I am not a sailor, I struggle to even make metaphors about the ocean. I can at least swim, though.
I am looking for permission to give up, though, all throughout, because it is hard. I don't want to dust or do taxes while I am grieving and my head and heart are overflowing with uncertainty, fear, and anguish. I don't want to pick up clutter or answer emails when I have bigger worries. But they don't stop. The thousand little paper cuts require as much attention as the larger wounds, all at the same time.
What does it even mean to give up? What does that look like? What happens next? Giving up looks pretty much the same, except instead of being in a boat I'm just naked in the ocean. It isn't really an option.
I feel like I want the suffering and pain to stop, but all the evidence says nope, sorry. Why don't I think or hope to accumulate super strength or look at the bad stuff as an opportunity or a lesson? This could be my origin story for my forthcoming big hero arc. Why does it make me weary instead of transforming me?
I do keep going but of course I do because there is no choice. I can't drain the ocean, or freeze it, or evaporate it. It is very big and I am very small. And I am stuck no matter what.
Where would permission even come from? What would it even do? Is it just "I want my mommy"? Because, like, yeah. I do.

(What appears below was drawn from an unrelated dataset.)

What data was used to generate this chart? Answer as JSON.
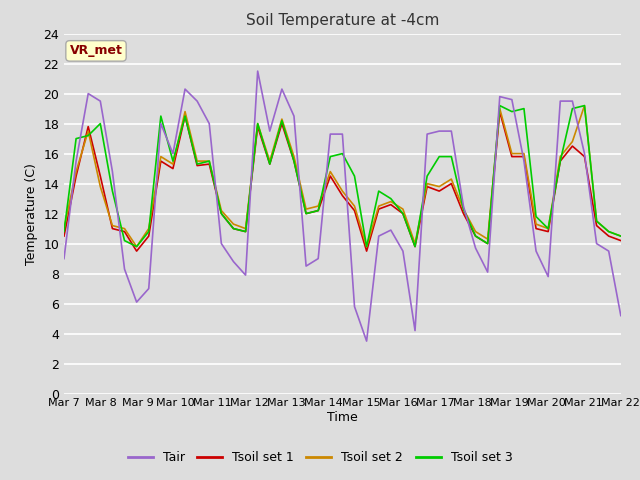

I want to be taken care of. I want someone else to put the dishes away and take the trash to the curb. And pay the bills. And stroke my hair and say, "it is all going to be ok." To take me in their arms and let me sob and blow my snotty sad nose on their shoulder and not even care about the big wet mess. To absorb it all like a sponge, and suck up all my despair.
When I was a kid, that was my mom. But now I am a grown up. And it has to be me. And I don't know how to be a sponge for myself.
I am not alone. But my partner should not be my sponge.
And I have my own kids. And I need to figure out how to be their sponge.
So, who is giving me permission? Does it even matter? I am searching for something I can never have that will never help. Permission to give up does not exist, and even if it did, it wouldn't help.
So what do I do now? I am too tired and sad to wake up every morning and find gratitude and hope. I can go to Target and buy some inspirational pillows and journals to remind me, but that feels like the universe being sarcastic. I can make a commitment to a routine that I can break. I could read my 100th self help book and roll my eyes at the formulaic way the editors ensure they sell enough of them.
Maybe the only thing left to do is just accept that this is good enough. That being tired and overwhelmed is how it is, and that whatever I am able to do is OK. Maybe the permission that I need is from me. Maybe I need my own permission to keep going. Not to give up. Not to be carried.
I give myself permission to be tired and sad and overwhelmed and do what I can when I can. I give myself permission to not be special, or always have answers, or always be happy. I give myself permission to be confused and angry and to make mistakes. I give myself permission to do my best, and to acknowledge my best isn't always the same, or what other people's best looks like.
I give myself permission to kind of suck at life, so that I can keep on living it.